Griffin
11-26-2007, 12:53 PM
TSP has long been held as the model for privitizing social security, the idea dates back a decade.
Is the recent IFT limitation really a move by the FRTIB to clean up the books and make TSP more palatable to those that oppose privitization?
Let's stick to the issue of privitizing social security and if it is the underlying motive behind the boards recent move.
Here's an interesting excerpt from an 8 year old article
http://money.cnn.com/magazines/fortune/fortune_archive/1999/03/01/255846/index.htm
The 12-year-old federal employees' Thrift Savings Plan (TSP) now holds about $48 billion in stock and corporate-bond index funds. By limiting investment to index funds, the government takes itself out of the investment decision. All the stock trading and all the shareholder voting is done by a private asset manager hired by the TSP's board. Congress (which knows itself only too well) designed the board to resist political meddling. Among other safeguards, it is not hostage to the congressional appropriations process; the funds themselves pick up the board's expenses. In addition, each member is a named fiduciary, meaning he can go to jail if he fails to act solely in the interests of the fund's participants.
So far, politicians have yet to interfere in a single decision--and not because they've suddenly become virtuous. "I heard from plenty of Congressmen and Senators," says Francis X. Cavanaugh, the board's CEO from 1986 to 1994. "I read them back my duties under the law they themselves had written, and that ended that."
To be sure, many reasonable people are not convinced that a TSP-like board could protect a huge trust fund. Most prominent among them is Federal Reserve Chairman Alan Greenspan, who testified before the Senate Budget Committee: "Even with Herculean efforts, I doubt if it would be feasible to insulate, over the long run, the trust funds from political pressure." Before we let Greenspan's opposition kill the idea, however, we should ask whether it's any easier to insulate private accounts. How long could Congress resist proposals to allow people to withdraw money for a sick child, or to make the down payment on a house, or to send a kid to college? After all, in recent years Congress has done nothing but liberalize access to IRAs and 401(k)s. The politician's instinct to make crowd-pleasing gestures with other people's money remains under either system. The only difference is that with private accounts there would be no fiduciary board or public watchdogs to keep Congress from letting people spend their retirement savings. In fact, the pressure would be just the opposite. After all, aren't private accounts "your money"?
Is the recent IFT limitation really a move by the FRTIB to clean up the books and make TSP more palatable to those that oppose privitization?
Let's stick to the issue of privitizing social security and if it is the underlying motive behind the boards recent move.

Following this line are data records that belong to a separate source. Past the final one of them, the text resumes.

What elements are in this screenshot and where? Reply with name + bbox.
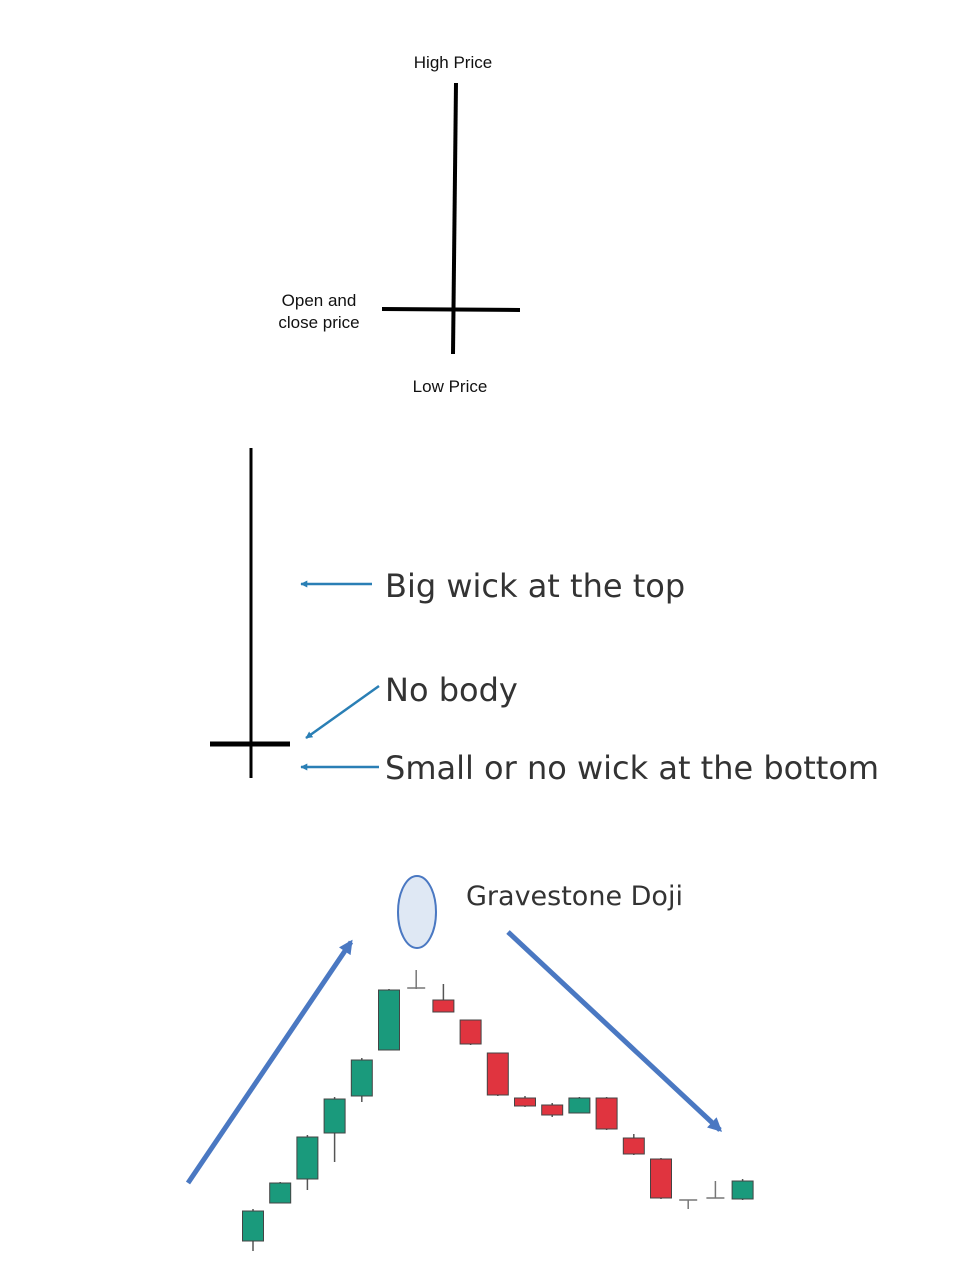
bullish-candle bbox=[350, 1059, 373, 1097]
uptrend-arrow bbox=[185, 939, 354, 1185]
anatomy-wick bbox=[451, 82, 458, 355]
bearish-candle bbox=[514, 1097, 536, 1107]
bearish-candle bbox=[622, 1137, 645, 1155]
bearish-candle bbox=[486, 1052, 509, 1096]
gravestone-annotated: Big wick at the top No body Small or no … bbox=[210, 448, 879, 787]
candlestick-series bbox=[242, 970, 754, 1251]
anatomy-body-line bbox=[381, 307, 521, 312]
no-body-label: No body bbox=[385, 671, 518, 709]
bearish-candle bbox=[459, 1019, 482, 1045]
pattern-title: Gravestone Doji bbox=[466, 881, 683, 912]
bullish-candle bbox=[296, 1136, 319, 1180]
no-body-arrow bbox=[305, 684, 380, 740]
pattern-chart: Gravestone Doji bbox=[185, 875, 754, 1251]
bullish-candle bbox=[269, 1182, 292, 1204]
bearish-candle bbox=[541, 1104, 564, 1116]
bullish-candle bbox=[323, 1098, 346, 1134]
bottom-wick-label: Small or no wick at the bottom bbox=[385, 749, 879, 787]
open-close-label-line1: Open and bbox=[282, 291, 357, 310]
doji-anatomy: High Price Open and close price Low Pric… bbox=[278, 53, 521, 396]
doji-highlight-circle bbox=[397, 875, 437, 949]
bearish-candle bbox=[650, 1158, 672, 1199]
high-price-label: High Price bbox=[414, 53, 492, 72]
top-wick-label: Big wick at the top bbox=[385, 567, 685, 605]
bullish-candle bbox=[568, 1097, 591, 1114]
bullish-candle bbox=[378, 989, 400, 1051]
open-close-label-line2: close price bbox=[278, 313, 359, 332]
bearish-candle bbox=[432, 999, 455, 1013]
low-price-label: Low Price bbox=[413, 377, 488, 396]
bullish-candle bbox=[731, 1180, 754, 1200]
downtrend-arrow bbox=[506, 930, 723, 1132]
bearish-candle bbox=[595, 1097, 618, 1130]
bullish-candle bbox=[242, 1210, 264, 1242]
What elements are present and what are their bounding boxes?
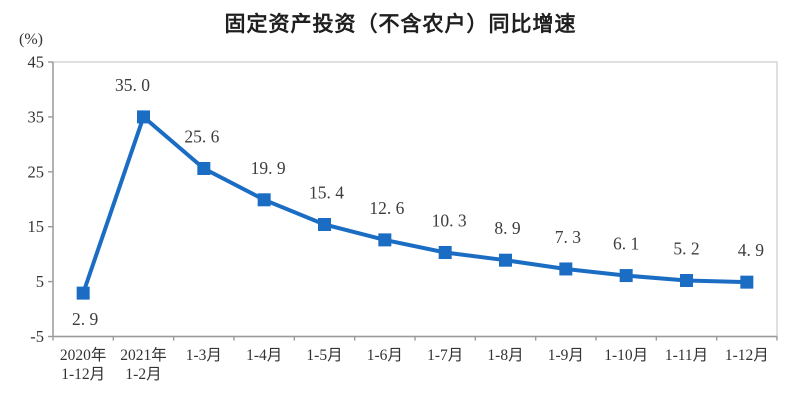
data-point-marker xyxy=(378,233,392,247)
y-axis-tick-label: -5 xyxy=(30,327,44,346)
x-axis-tick-label: 2020年 1-12月 xyxy=(60,346,107,383)
x-axis-tick-label: 1-10月 xyxy=(604,347,648,364)
data-point-marker xyxy=(197,162,211,176)
x-axis-tick-label: 1-4月 xyxy=(246,347,282,364)
data-point-marker xyxy=(559,262,573,276)
data-point-marker xyxy=(137,110,150,124)
data-point-marker xyxy=(499,253,512,267)
data-point-label: 5. 2 xyxy=(673,239,699,259)
data-point-label: 25. 6 xyxy=(184,127,219,147)
data-point-label: 8. 9 xyxy=(494,218,521,238)
chart-title: 固定资产投资（不含农户）同比增速 xyxy=(224,13,577,36)
x-axis-tick-label: 1-5月 xyxy=(306,347,342,364)
x-axis-tick-label: 1-9月 xyxy=(548,347,584,364)
data-point-label: 7. 3 xyxy=(555,227,582,247)
x-axis-tick-label: 1-3月 xyxy=(186,347,222,364)
data-point-marker xyxy=(619,269,633,283)
data-point-marker xyxy=(318,218,331,232)
data-point-label: 10. 3 xyxy=(432,211,467,231)
data-point-label: 15. 4 xyxy=(309,183,344,203)
y-axis-tick-label: 25 xyxy=(28,162,45,181)
data-point-label: 2. 9 xyxy=(72,309,99,329)
data-point-marker xyxy=(76,286,90,300)
data-point-label: 4. 9 xyxy=(738,240,765,260)
y-axis-unit-label: (%) xyxy=(19,31,43,48)
x-axis-tick-label: 1-11月 xyxy=(665,347,708,364)
data-point-label: 6. 1 xyxy=(613,234,639,254)
x-axis-tick-label: 1-12月 xyxy=(725,347,769,364)
y-axis-tick-label: 15 xyxy=(28,217,45,236)
chart-line xyxy=(81,113,747,294)
data-point-marker xyxy=(680,274,693,288)
data-point-marker xyxy=(740,275,754,289)
data-point-label: 19. 9 xyxy=(251,158,286,178)
y-axis-tick-label: 5 xyxy=(36,272,44,291)
x-axis-tick-label: 2021年 1-2月 xyxy=(120,346,167,383)
x-axis-tick-label: 1-7月 xyxy=(427,347,463,364)
plot-area-border xyxy=(52,61,778,338)
data-point-label: 35. 0 xyxy=(115,75,150,95)
x-axis-tick-label: 1-6月 xyxy=(367,347,403,364)
data-point-marker xyxy=(438,246,452,260)
y-axis-tick-label: 45 xyxy=(28,53,45,72)
data-point-label: 12. 6 xyxy=(369,198,404,218)
y-axis-tick-label: 35 xyxy=(28,107,45,126)
data-point-marker xyxy=(257,193,271,207)
x-axis-tick-label: 1-8月 xyxy=(487,347,523,364)
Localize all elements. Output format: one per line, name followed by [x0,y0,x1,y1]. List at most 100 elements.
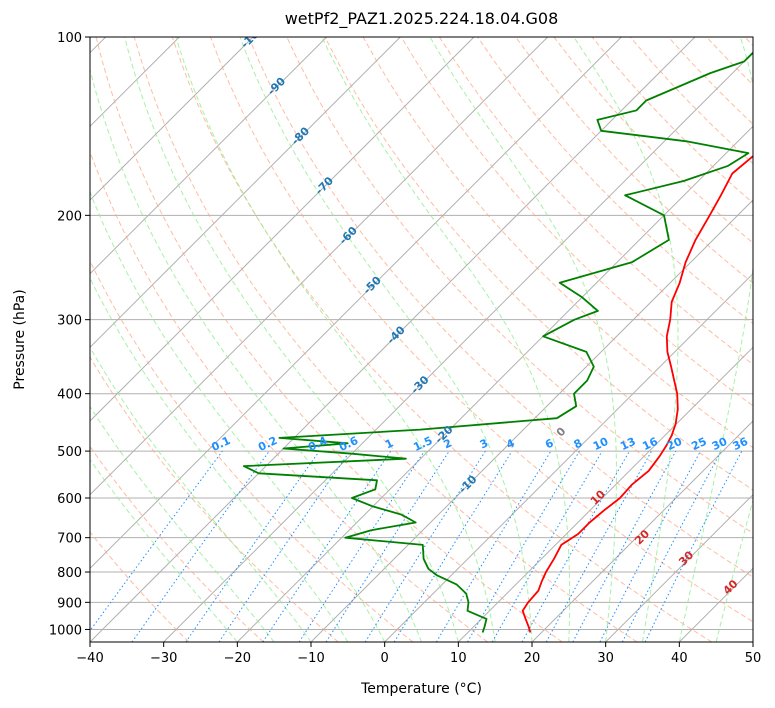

Here's an interesting excerpt from an 8 year old article
http://money.cnn.com/magazines/fortune/fortune_archive/1999/03/01/255846/index.htm
The 12-year-old federal employees' Thrift Savings Plan (TSP) now holds about $48 billion in stock and corporate-bond index funds. By limiting investment to index funds, the government takes itself out of the investment decision. All the stock trading and all the shareholder voting is done by a private asset manager hired by the TSP's board. Congress (which knows itself only too well) designed the board to resist political meddling. Among other safeguards, it is not hostage to the congressional appropriations process; the funds themselves pick up the board's expenses. In addition, each member is a named fiduciary, meaning he can go to jail if he fails to act solely in the interests of the fund's participants.
So far, politicians have yet to interfere in a single decision--and not because they've suddenly become virtuous. "I heard from plenty of Congressmen and Senators," says Francis X. Cavanaugh, the board's CEO from 1986 to 1994. "I read them back my duties under the law they themselves had written, and that ended that."
To be sure, many reasonable people are not convinced that a TSP-like board could protect a huge trust fund. Most prominent among them is Federal Reserve Chairman Alan Greenspan, who testified before the Senate Budget Committee: "Even with Herculean efforts, I doubt if it would be feasible to insulate, over the long run, the trust funds from political pressure." Before we let Greenspan's opposition kill the idea, however, we should ask whether it's any easier to insulate private accounts. How long could Congress resist proposals to allow people to withdraw money for a sick child, or to make the down payment on a house, or to send a kid to college? After all, in recent years Congress has done nothing but liberalize access to IRAs and 401(k)s. The politician's instinct to make crowd-pleasing gestures with other people's money remains under either system. The only difference is that with private accounts there would be no fiduciary board or public watchdogs to keep Congress from letting people spend their retirement savings. In fact, the pressure would be just the opposite. After all, aren't private accounts "your money"?